It finally happened. After months of interviewing, you finally hear three magical words: you got the job. Take a minute to pat yourself on the back and celebrate conquering the interview process, outperforming the other candidates, and the fact that you have a shiny offer letter in your hands. But you still have an important decision to make—are you going to accept the offer?
We spoke to Michele Lee Clarke-Ceres, a Connecticut-based career coach and the host of the podcast The Global Advocate Career. She has more than 15 years of experience helping clients reach their career goals. Here are the questions she tells her clients to ask themselves before saying yes to any job offer:
- Have you done all your research?
- Is it the right culture fit?
- Are there growth opportunities within the company?
- Will you be able to bring your authentic self to work?
- Why should you accept the job?
Have you done all your research?
Lee Clarke-Ceres says that the first question you should ask yourself is “Do you really know everything about this company?” Before accepting an offer, ensure that you have exhausted all forms of research.
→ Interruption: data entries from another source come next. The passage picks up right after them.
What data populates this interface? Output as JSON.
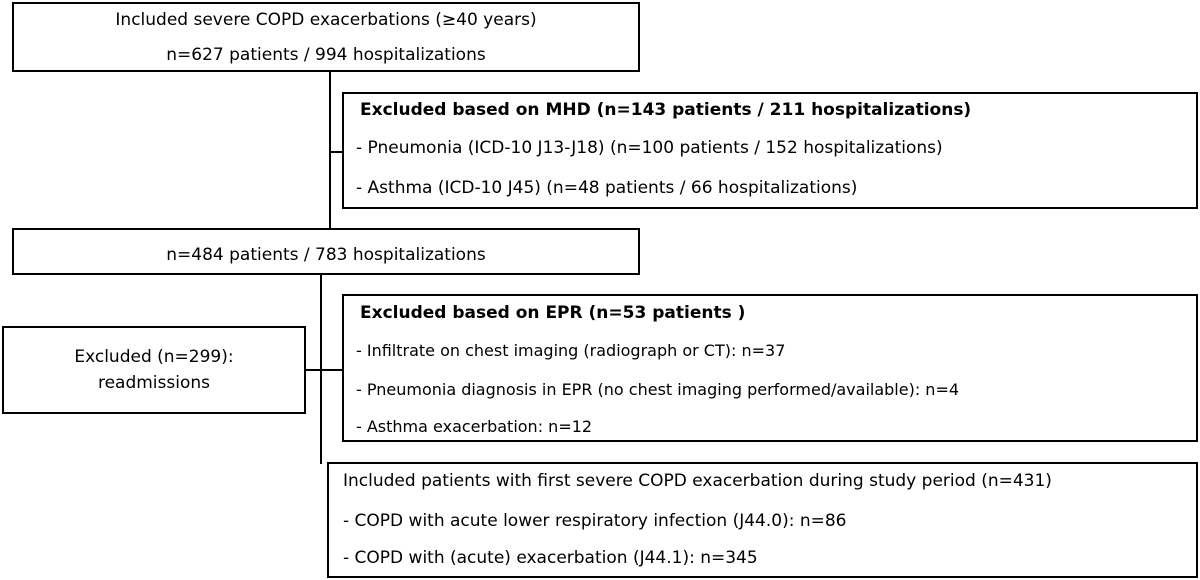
{
  "box_included": {
    "line1": "Included severe COPD exacerbations (≥40 years)",
    "line2": "n=627 patients / 994 hospitalizations"
  },
  "box_excluded_mhd": {
    "title": "Excluded based on MHD (n=143 patients / 211 hospitalizations)",
    "items": [
      "- Pneumonia (ICD-10 J13-J18) (n=100 patients / 152 hospitalizations)",
      "- Asthma (ICD-10 J45) (n=48 patients / 66 hospitalizations)"
    ]
  },
  "box_remaining": {
    "line1": "n=484 patients / 783 hospitalizations"
  },
  "box_excluded_epr": {
    "title": "Excluded based on EPR (n=53 patients )",
    "items": [
      "- Infiltrate on chest imaging (radiograph or CT): n=37",
      "- Pneumonia diagnosis in EPR (no chest imaging performed/available): n=4",
      "- Asthma exacerbation: n=12"
    ]
  },
  "box_readmissions": {
    "line1": "Excluded (n=299):",
    "line2": "readmissions"
  },
  "box_final": {
    "title": "Included patients with first severe COPD exacerbation during study period (n=431)",
    "items": [
      "- COPD with acute lower respiratory infection (J44.0): n=86",
      "- COPD with (acute) exacerbation (J44.1): n=345"
    ]
  }
}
She asks, “What have you done to explore information outside of what you read on the website?” Platforms like Glassdoor and Indeed are good places to start to get an understanding of what working at the company could be like. You might even get a sense of why people choose to leave. Remember, much like a first date, companies try to present themselves in the most positive light throughout the interview process. So what better way to get to know your (potential) future employer than seeing what their exes have to say?
Lee Clarke-Ceres also recommends checking out their social media presence. This will give you a sense of what’s important to them, their values, and how they interact with the world. Have they taken a stance on issues that are important to you? How do they interact with their community? All of this will provide you with a better insight into who the company really is.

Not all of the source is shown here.